I guess I keep looking for a place in my sobriety where I can get comfortable. You know what kind of comfort I’m talking about right? I’m talking about an SUV of comfort. I’m talking about a big ass MOTORHOME of comfort. I’m talking about the foie gras of comfort, the mow my lawn for $32 kind of comfort.
Except somewhere, my ‘comfort’ started getting a little itsy bit uncomfortable. And now when I see an email in my inbox with a quote for mowing my 1/3 acre of lawn for 32 bucks, I can’t help but think about the poor person (or more likely, persons) who are going to do that back-breaking work busting their butts for 2-3 hours for like $3 an hour.
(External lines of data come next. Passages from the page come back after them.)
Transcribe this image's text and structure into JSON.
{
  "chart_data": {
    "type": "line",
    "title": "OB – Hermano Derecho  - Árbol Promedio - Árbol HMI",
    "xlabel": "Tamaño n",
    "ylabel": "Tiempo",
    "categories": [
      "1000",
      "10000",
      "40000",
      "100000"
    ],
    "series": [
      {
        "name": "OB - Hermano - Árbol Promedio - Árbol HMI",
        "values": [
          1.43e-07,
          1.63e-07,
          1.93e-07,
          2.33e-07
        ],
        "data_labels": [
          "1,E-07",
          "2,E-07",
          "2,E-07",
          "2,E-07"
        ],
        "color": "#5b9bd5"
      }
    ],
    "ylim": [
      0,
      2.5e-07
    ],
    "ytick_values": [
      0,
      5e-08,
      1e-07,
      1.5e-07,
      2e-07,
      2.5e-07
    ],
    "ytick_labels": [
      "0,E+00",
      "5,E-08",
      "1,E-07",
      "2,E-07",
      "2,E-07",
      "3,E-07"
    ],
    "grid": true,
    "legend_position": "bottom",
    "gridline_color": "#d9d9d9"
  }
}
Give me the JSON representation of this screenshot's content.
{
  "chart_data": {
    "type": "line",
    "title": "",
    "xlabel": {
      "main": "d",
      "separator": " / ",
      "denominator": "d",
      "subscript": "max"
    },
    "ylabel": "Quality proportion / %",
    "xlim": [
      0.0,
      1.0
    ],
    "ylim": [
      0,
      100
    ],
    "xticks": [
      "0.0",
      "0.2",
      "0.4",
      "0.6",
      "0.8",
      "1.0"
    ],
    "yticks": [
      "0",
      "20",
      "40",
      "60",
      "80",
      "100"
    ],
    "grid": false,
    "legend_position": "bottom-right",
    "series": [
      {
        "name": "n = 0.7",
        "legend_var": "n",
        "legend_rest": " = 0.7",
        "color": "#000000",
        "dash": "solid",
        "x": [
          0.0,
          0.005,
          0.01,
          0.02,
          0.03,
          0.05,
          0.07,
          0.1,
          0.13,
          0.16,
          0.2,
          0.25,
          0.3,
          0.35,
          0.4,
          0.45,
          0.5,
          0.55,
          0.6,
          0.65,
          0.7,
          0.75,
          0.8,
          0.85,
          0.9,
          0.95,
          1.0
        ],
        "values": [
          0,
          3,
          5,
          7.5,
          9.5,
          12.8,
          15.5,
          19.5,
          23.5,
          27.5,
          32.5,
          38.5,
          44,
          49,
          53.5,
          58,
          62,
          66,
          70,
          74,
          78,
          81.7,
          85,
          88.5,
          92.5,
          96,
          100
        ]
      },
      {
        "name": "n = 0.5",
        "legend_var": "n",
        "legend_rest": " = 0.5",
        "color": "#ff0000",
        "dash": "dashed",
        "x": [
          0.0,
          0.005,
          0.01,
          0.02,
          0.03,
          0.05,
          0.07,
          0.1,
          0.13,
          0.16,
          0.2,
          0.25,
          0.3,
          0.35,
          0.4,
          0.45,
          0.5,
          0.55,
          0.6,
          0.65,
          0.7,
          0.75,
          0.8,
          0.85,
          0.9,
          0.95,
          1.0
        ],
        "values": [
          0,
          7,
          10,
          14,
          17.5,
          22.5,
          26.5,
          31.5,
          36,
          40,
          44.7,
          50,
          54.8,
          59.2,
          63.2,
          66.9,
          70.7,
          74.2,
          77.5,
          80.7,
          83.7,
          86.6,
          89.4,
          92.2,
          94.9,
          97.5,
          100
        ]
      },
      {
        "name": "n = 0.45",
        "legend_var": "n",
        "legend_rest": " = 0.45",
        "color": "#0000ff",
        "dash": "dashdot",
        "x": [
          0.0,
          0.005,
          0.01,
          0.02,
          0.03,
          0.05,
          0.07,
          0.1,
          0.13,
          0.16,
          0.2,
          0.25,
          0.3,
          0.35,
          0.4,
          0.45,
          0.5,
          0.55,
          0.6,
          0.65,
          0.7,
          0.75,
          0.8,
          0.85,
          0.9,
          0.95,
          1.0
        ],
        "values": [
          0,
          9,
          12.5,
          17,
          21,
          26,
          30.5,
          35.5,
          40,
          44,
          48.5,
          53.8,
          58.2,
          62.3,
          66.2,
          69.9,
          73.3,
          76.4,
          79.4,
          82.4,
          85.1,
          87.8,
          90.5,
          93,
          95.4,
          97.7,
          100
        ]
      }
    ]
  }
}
I just don’t want to have that kind of relationship with another human being anymore. I just don’t. I don’t want to look at you and think I know who you are before you open your mouth. People have suffered so much to be here, alive, taking up breathing room on the planet. It’s so important to respect one another’s journeys.
I don’t want to decide who I’m going to be right this minute and stick to it. YUCK! I reject that. If it’s a mistake, so what. We’re having this magical magical experience here…god’s little science experiments. I need you. Nothing happens in a vacuum.
And we need to listen. To each other, to the breath of the planet around us, to ourselves. To our center.